Überwindung des Kapitalismus: ein Flop?

Der Rücktritt von Parteipräsident Christian Levrat löst innerhalb der Partei eine breite Diskussion über die zukünftige Ausrichtung der SP aus. Auch der Tages-Anzeiger befasst sich mit diesem Thema. Und zieht eine Bilanz der bisherigen SP-Politik. Dabei werden drei Tops und drei Flops genannt. Einer der Flops ist aus Sicht des Tages-Anzeigers das Ziel einer «Überwindung des Kapitalismus» – ein Postulat, das «gegen den Willen des Parteipräsidenten» und nur auf Druck der Juso ins Parteiprogramm aufgenommen worden sei. Nicht wenigen SP-Politikern und -Politikerinnen am «rechten» Rand der Partei wäre es am liebsten, wenn die Forderung nach einer Überwindung des Kapitalismus lieber heute als morgen wieder aus dem Parteiprogramm verschwinden würde.

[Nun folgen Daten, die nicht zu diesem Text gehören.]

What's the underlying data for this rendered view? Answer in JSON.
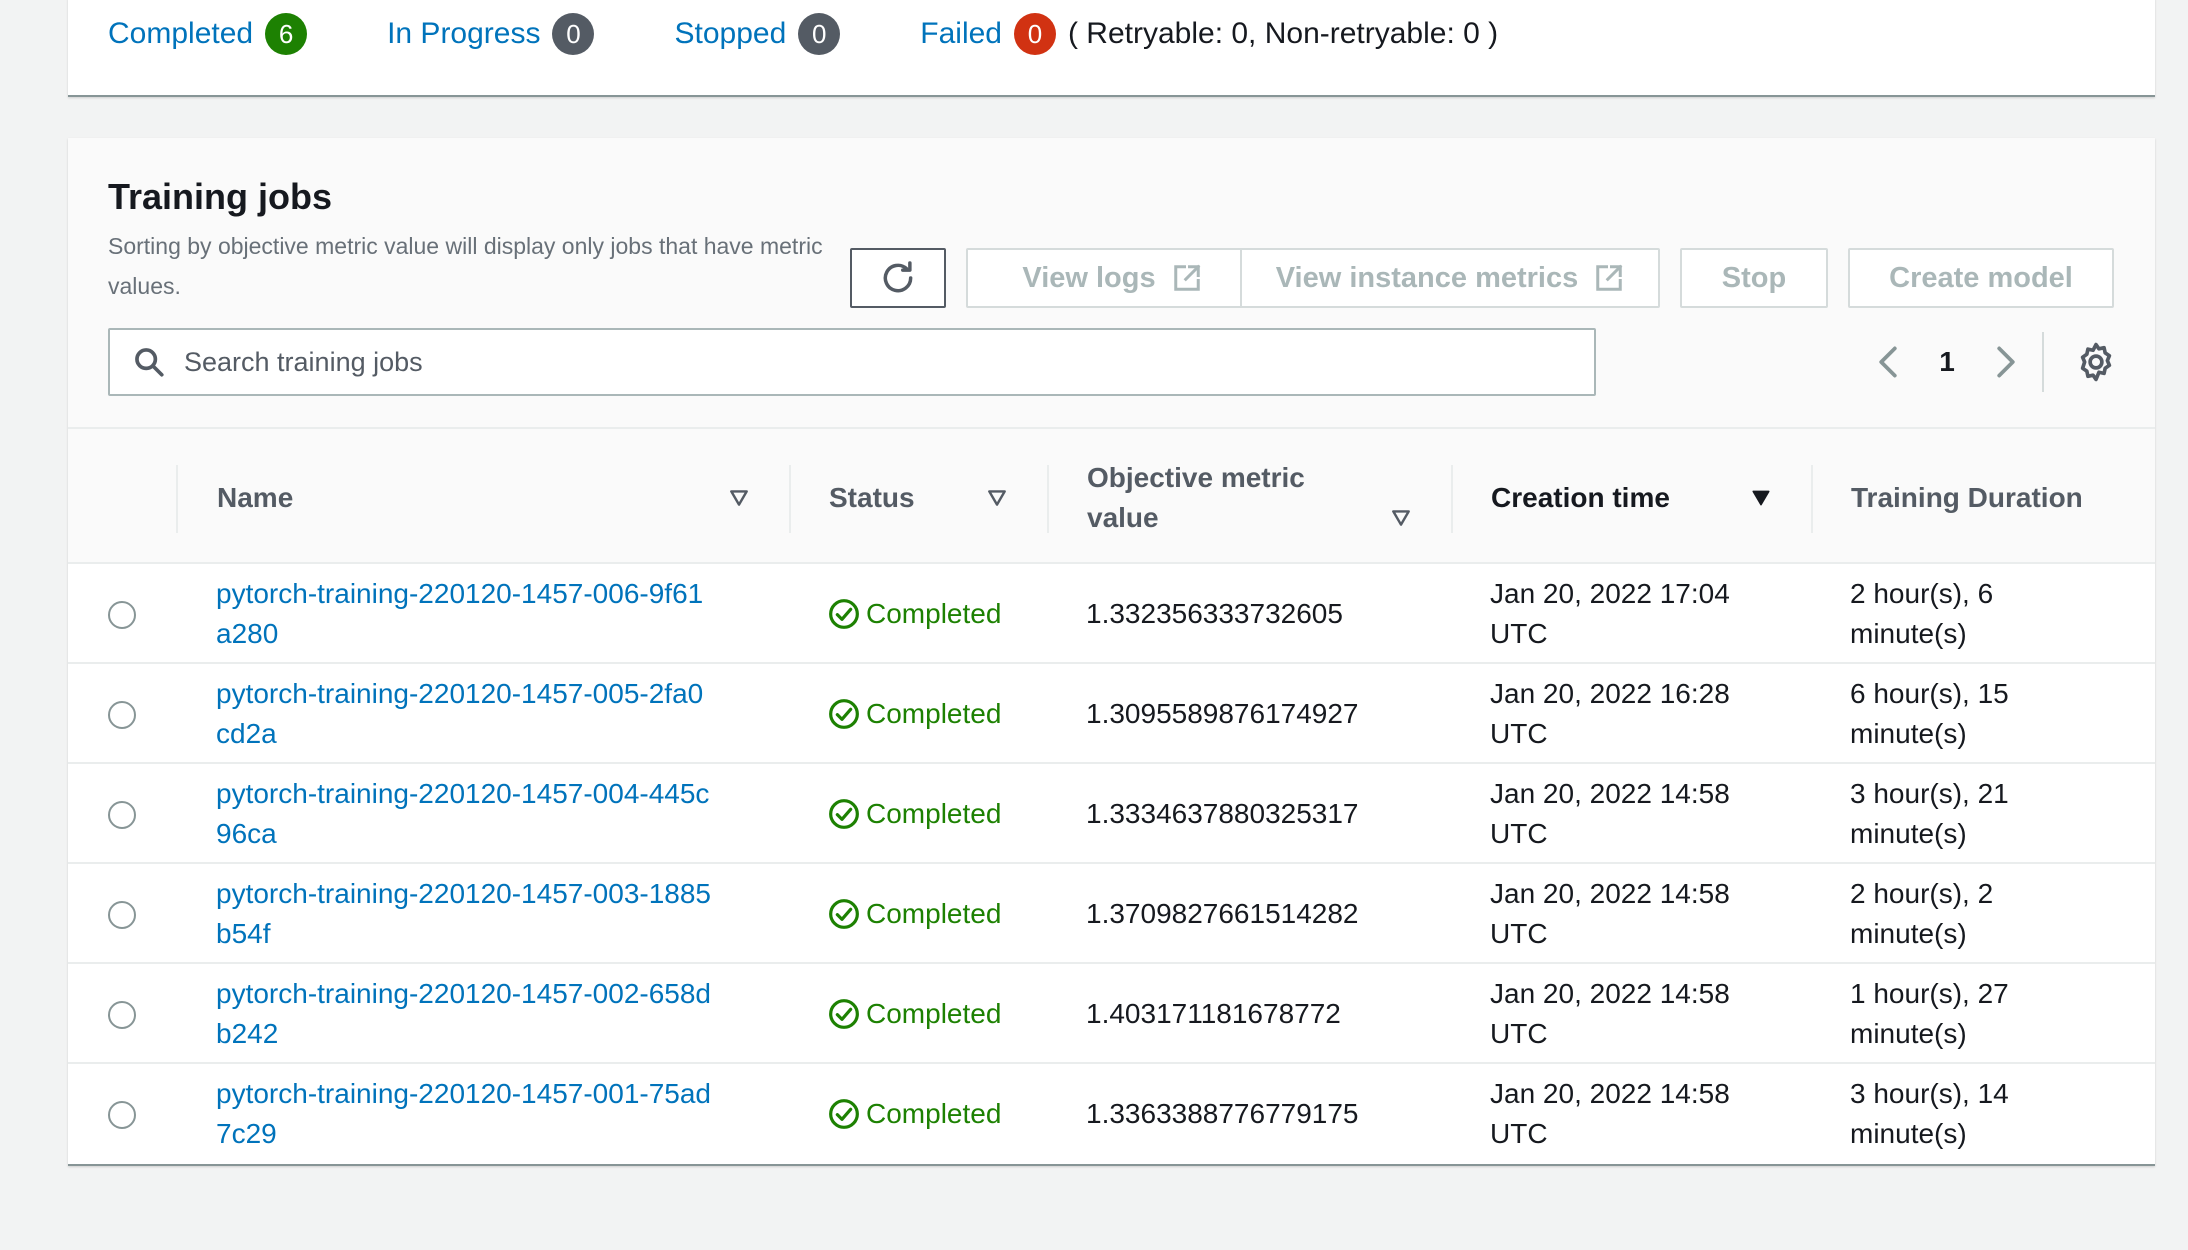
{
  "summary": {
    "completed": {
      "label": "Completed",
      "count": "6"
    },
    "in_progress": {
      "label": "In Progress",
      "count": "0"
    },
    "stopped": {
      "label": "Stopped",
      "count": "0"
    },
    "failed": {
      "label": "Failed",
      "count": "0",
      "note": "( Retryable: 0, Non-retryable: 0 )"
    }
  },
  "panel": {
    "title": "Training jobs",
    "description": "Sorting by objective metric value will display only jobs that have metric values."
  },
  "toolbar": {
    "view_logs": "View logs",
    "view_instance_metrics": "View instance metrics",
    "stop": "Stop",
    "create_model": "Create model"
  },
  "search": {
    "placeholder": "Search training jobs",
    "value": ""
  },
  "pagination": {
    "current_page": "1"
  },
  "table": {
    "columns": {
      "name": "Name",
      "status": "Status",
      "objective": "Objective metric value",
      "creation_time": "Creation time",
      "duration": "Training Duration"
    },
    "rows": [
      {
        "name": "pytorch-training-220120-1457-006-9f61a280",
        "status": "Completed",
        "objective": "1.332356333732605",
        "creation_time": "Jan 20, 2022 17:04 UTC",
        "duration": "2 hour(s), 6 minute(s)"
      },
      {
        "name": "pytorch-training-220120-1457-005-2fa0cd2a",
        "status": "Completed",
        "objective": "1.3095589876174927",
        "creation_time": "Jan 20, 2022 16:28 UTC",
        "duration": "6 hour(s), 15 minute(s)"
      },
      {
        "name": "pytorch-training-220120-1457-004-445c96ca",
        "status": "Completed",
        "objective": "1.3334637880325317",
        "creation_time": "Jan 20, 2022 14:58 UTC",
        "duration": "3 hour(s), 21 minute(s)"
      },
      {
        "name": "pytorch-training-220120-1457-003-1885b54f",
        "status": "Completed",
        "objective": "1.3709827661514282",
        "creation_time": "Jan 20, 2022 14:58 UTC",
        "duration": "2 hour(s), 2 minute(s)"
      },
      {
        "name": "pytorch-training-220120-1457-002-658db242",
        "status": "Completed",
        "objective": "1.403171181678772",
        "creation_time": "Jan 20, 2022 14:58 UTC",
        "duration": "1 hour(s), 27 minute(s)"
      },
      {
        "name": "pytorch-training-220120-1457-001-75ad7c29",
        "status": "Completed",
        "objective": "1.3363388776779175",
        "creation_time": "Jan 20, 2022 14:58 UTC",
        "duration": "3 hour(s), 14 minute(s)"
      }
    ]
  },
  "colors": {
    "link": "#0073bb",
    "success": "#1d8102",
    "badge_grey": "#545b64",
    "error": "#d13212"
  },
  "icons": {
    "refresh": "refresh-icon",
    "external": "external-link-icon",
    "search": "search-icon",
    "prev": "chevron-left-icon",
    "next": "chevron-right-icon",
    "settings": "gear-icon",
    "sort": "sort-triangle-icon",
    "status": "check-circle-icon"
  }
}
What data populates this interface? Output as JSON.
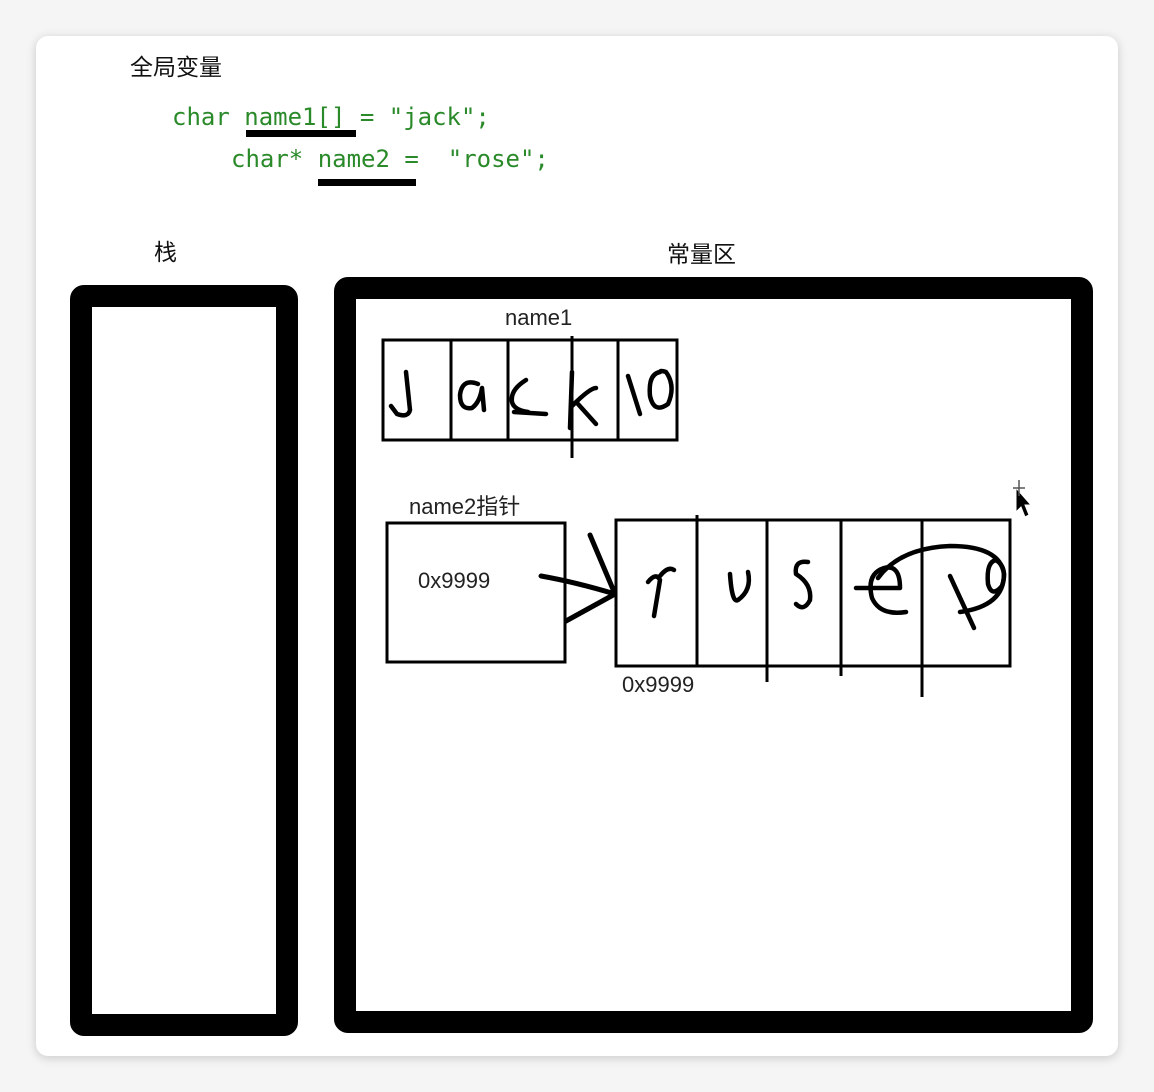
{
  "global_label": "全局变量",
  "code": {
    "line1": "char name1[] = \"jack\";",
    "line2": "char* name2 =  \"rose\";"
  },
  "stack_label": "栈",
  "constant_label": "常量区",
  "name1": {
    "label": "name1",
    "cells": [
      "J",
      "a",
      "c",
      "k",
      "\\0"
    ]
  },
  "name2": {
    "pointer_label": "name2指针",
    "pointer_value": "0x9999",
    "cells": [
      "r",
      "o",
      "s",
      "e",
      "\\0"
    ],
    "address_label": "0x9999"
  }
}
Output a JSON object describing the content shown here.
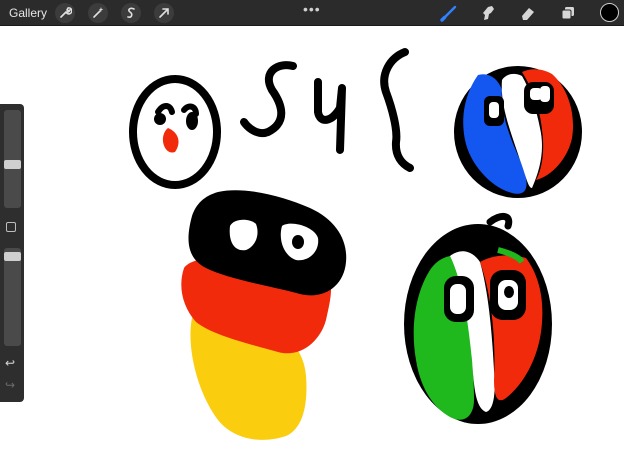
{
  "toolbar": {
    "gallery_label": "Gallery",
    "left_tools": [
      "wrench-icon",
      "magic-wand-icon",
      "selection-icon",
      "transform-arrow-icon"
    ],
    "menu_dots": "•••",
    "right_tools": [
      "brush-icon",
      "smudge-icon",
      "eraser-icon",
      "layers-icon"
    ],
    "active_tool": "brush-icon",
    "active_color": "#000000"
  },
  "sidebar": {
    "brush_size_level": 0.22,
    "opacity_level": 0.05,
    "undo_symbol": "↩",
    "redo_symbol": "↪"
  },
  "canvas": {
    "colors": {
      "black": "#000000",
      "red": "#f22a0c",
      "blue": "#1357f0",
      "yellow": "#fbcd0f",
      "green": "#1fb81d",
      "white": "#ffffff"
    },
    "drawings": [
      "generic-ball-drawing",
      "scribbled-text-drawing",
      "france-ball-drawing",
      "germany-ball-drawing",
      "italy-ball-drawing"
    ]
  }
}
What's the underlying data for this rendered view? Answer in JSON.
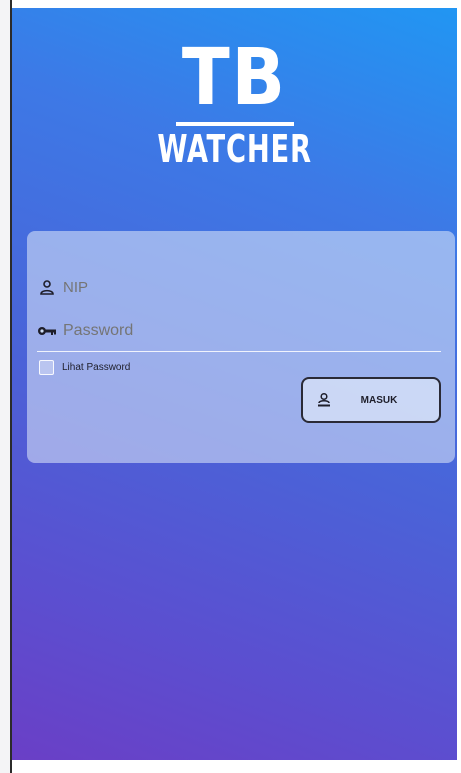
{
  "app": {
    "logo_top": "TB",
    "logo_bottom": "WATCHER"
  },
  "login": {
    "nip_placeholder": "NIP",
    "password_placeholder": "Password",
    "show_password_label": "Lihat Password",
    "show_password_checked": false,
    "submit_label": "MASUK"
  },
  "icons": {
    "nip": "person-icon",
    "password": "key-icon",
    "submit": "person-stamp-icon"
  },
  "colors": {
    "gradient_top": "#2196f3",
    "gradient_bottom": "#6a3fc6",
    "card": "#e1ebfa",
    "text": "#1e1e2a"
  }
}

(Tages-Anzeiger, 13. November 2019)

Wenn wir die heutige Welt betrachten, dann haben all jene Probleme, unter denen die Menschheit am meisten leidet, mit der globalen Dominanz des auf permanente Profitmaximierung und Ausbeutung von Mensch und Natur ausgerichteten kapitalistischen Wirtschaftssystems zu tun – von der Ausbeutung menschlicher Arbeitskraft über die wachsende Kluft zwischen Arm und Reich bis hin zum Klimawandel. Dennoch bewegen sich Politiker und Politikerinnen sowie politische Parteien weltweit fast ausschliesslich immer noch im Denksystem des Kapitalismus – mit dem Resultat, dass wir die grossen Probleme weiter vor uns herschieben und keiner dauerhaften Lösung näherkommen. Es braucht daher eine radikal neue Herangehensweise, eine Überwindung des herrschenden Denksystems, eben: eine Überwindung des Kapitalismus. Nichts wäre daher so falsch, als wenn die SP auf das Ziel einer Überwindung des Kapitalismus verzichten würde. Im Gegenteil: Mit diesem Ziel vermittelt die SP über das politische Alltagsgeschäft hinaus eine Vision, welche mit der Zeit sogar immer mehr Menschen, die sich heute für Politik nicht interessieren oder aufgrund ihrer Lebenssituation bereits resigniert haben, begeistern könnte. Denn die Zahl jener Menschen, die spüren, dass sich heute ganz grundsätzlich zu vieles in eine falsche Richtung bewegt, wird wohl in Zukunft kaum kleiner, sondern eher immer grösser werden.